Creating Shared Economic Value While Meeting Spending Requirements
Kiva is an international non-profit organization that facilitates loans for small businesses and entrepreneurs in more than 80 countries. It’s similar to a LendingClub model that matches borrowers with investors who are interested in helping businesses get started or grow. The difference is Kiva focuses on impoverished parts of the world where people need a hand to create better opportunities for themselves. 100 percent of the money Kiva receives from lenders goes to funding loans.
As a lender, you can loan as little as $25 or as much is allowed for a specific borrower. Borrowers are typically not charged interest, so you wouldn’t earn interest on your loan. However, you would get your money back over time. Some loans are for as little as three months while others can be for several years. You can choose the borrower you want to help based on the loan terms (repayment schedule, repay in installments, repaid all at once, etc), the country, and the type of business.

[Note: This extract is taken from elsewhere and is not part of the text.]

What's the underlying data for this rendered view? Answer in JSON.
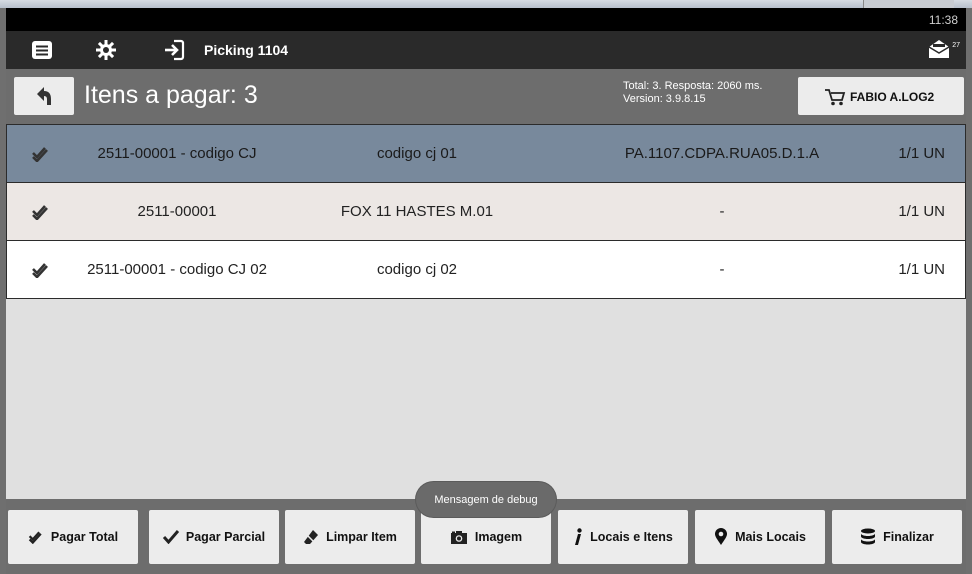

Kiva has funded more than $1 billion in loans through more than 1.7 million lenders. The repayment rate on all loans is 97 percent. So there is a three percent chance you won’t be fully repaid on a loan. But most lenders diversify their loans – loaning smaller amounts to multiple borrowers – which reduces the risk even further.
How to Make Kiva Lending Work for You
When you find a loan you want to make, you pay Kiva the full amount of the loan using your credit card. The payment to Kiva, which is actually a loan to a deserving entrepreneur in another part of the globe, counts as a legitimate purchase which can go towards satisfying your minimum spending requirement.
While you can also meet your minimum spending requirements by using your credit card to donate outright to a charity, you would be parting with your money forever. By making a loan through Kiva, you are helping underprivileged people gain a foothold on their future and eventually getting your money back.
However, it can take some time to receive all of your money back. In many cases you won’t even see repayments start for several months after you make the loan. So unless you have the means to pay off your credit card in a short period of time, it may not make sense. You will be paying interest on the balance which can negate the benefits of the signup bonus and ongoing rewards.
To make this work you would need to consider any money you put towards a Kiva loan as an investment. While you won’t receive a return on your investment in the form of interest, you do pick up a sizable rewards bonus that can be similarly equivalent. Ideally you have funds set aside in savings to pay off the credit card balance to avoid loaning money you don’t have which can create expensive debt.